In the predistorter using the adaptive predistortion technique for nonlinear distortion compensation, A rectangular-to-polar coordinator conversion unit for separating an amplitude and a phase from a complex number consisting of a real part and an imaginary part of an input signal; An amplitude predistorter for predistorting the amplitude of the input signal by receiving coefficients of the amplitude estimation polynomial; A phase predistorter unit for predistorting a phase of an input signal by receiving coefficients of a phase estimation polynomial; And A predistorter using an adaptive predistortion technique comprising a polar-to-rectangular coordinator conversion (204) unit for dividing a complex signal consisting of amplitude and phase into a real part and an imaginary part.

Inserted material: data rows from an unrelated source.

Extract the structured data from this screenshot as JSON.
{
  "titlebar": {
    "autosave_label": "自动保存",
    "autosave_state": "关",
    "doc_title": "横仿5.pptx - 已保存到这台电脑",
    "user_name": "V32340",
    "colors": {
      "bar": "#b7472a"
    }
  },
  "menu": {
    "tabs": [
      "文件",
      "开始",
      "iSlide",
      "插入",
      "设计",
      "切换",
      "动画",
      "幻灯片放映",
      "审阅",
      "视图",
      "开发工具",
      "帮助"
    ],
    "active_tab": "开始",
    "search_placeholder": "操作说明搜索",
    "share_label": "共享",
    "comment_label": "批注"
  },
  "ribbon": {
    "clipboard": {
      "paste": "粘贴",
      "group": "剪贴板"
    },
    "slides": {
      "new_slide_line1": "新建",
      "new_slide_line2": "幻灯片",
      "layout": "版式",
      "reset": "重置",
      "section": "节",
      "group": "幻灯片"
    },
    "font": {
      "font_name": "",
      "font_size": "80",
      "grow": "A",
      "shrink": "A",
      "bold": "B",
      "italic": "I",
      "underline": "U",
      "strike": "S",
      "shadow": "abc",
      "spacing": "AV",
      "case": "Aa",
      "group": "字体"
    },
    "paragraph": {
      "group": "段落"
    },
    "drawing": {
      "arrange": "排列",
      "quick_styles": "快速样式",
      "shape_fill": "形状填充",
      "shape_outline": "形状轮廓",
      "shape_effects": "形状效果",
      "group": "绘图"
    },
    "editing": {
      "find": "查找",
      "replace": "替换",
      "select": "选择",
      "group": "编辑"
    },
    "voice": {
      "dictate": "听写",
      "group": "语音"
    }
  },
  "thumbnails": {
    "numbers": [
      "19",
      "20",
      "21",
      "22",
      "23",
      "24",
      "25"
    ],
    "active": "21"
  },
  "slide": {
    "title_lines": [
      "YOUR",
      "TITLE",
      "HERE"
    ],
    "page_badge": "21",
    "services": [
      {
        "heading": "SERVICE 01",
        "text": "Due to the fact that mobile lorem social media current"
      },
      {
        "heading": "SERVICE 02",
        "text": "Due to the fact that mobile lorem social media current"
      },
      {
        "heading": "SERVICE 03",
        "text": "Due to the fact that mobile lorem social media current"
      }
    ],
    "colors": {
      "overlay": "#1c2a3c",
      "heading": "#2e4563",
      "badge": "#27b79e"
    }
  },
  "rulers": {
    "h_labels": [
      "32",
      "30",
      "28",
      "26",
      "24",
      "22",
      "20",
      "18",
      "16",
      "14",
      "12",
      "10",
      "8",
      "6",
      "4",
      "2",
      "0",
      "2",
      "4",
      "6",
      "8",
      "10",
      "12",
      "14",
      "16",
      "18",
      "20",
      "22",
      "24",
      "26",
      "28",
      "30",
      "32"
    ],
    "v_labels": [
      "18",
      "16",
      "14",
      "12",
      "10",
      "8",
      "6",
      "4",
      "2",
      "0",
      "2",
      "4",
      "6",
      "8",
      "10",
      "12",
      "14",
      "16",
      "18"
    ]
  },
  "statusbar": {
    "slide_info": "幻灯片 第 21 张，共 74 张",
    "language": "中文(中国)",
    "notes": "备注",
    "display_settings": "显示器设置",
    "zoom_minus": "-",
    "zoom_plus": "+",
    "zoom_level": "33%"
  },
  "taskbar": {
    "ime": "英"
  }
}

In the predistorter using the adaptive predistortion technique for nonlinear distortion compensation, A rectangular coordinate-polar coordinate converter for dividing an input signal into a complex number consisting of a real part and an imaginary part by amplitude and phase; An amplitude estimator for generating an estimate of ρ _y using coefficients {α _i } and ρ _x of the polynomial for predistorting the amplitude; an amplitude estimation polynomial coefficient updating unit for adaptively updating coefficients of the n-th order amplitude estimation polynomial; a first adaptive algorithm for calculating a gain value using ρ _z ; A quadrature modulator for converting a complex number signal into a transmission frequency signal using an oscillator; a phase estimation polynomial coefficient updating unit for adaptively updating the coefficients of the n-th order phase estimation polynomial; A high power amplifier for amplifying the input signal; A phase estimator for generating an estimate of θ _y using the coefficients {β _i } and ρ _y of the polynomial for predistorting the phase; a second adaptive algorithm for calculating a gain value using ρ _y ; And A predistorter using an adaptive predistortion technique comprising a quadrature demodulator for demodulating a signal of an RF stage.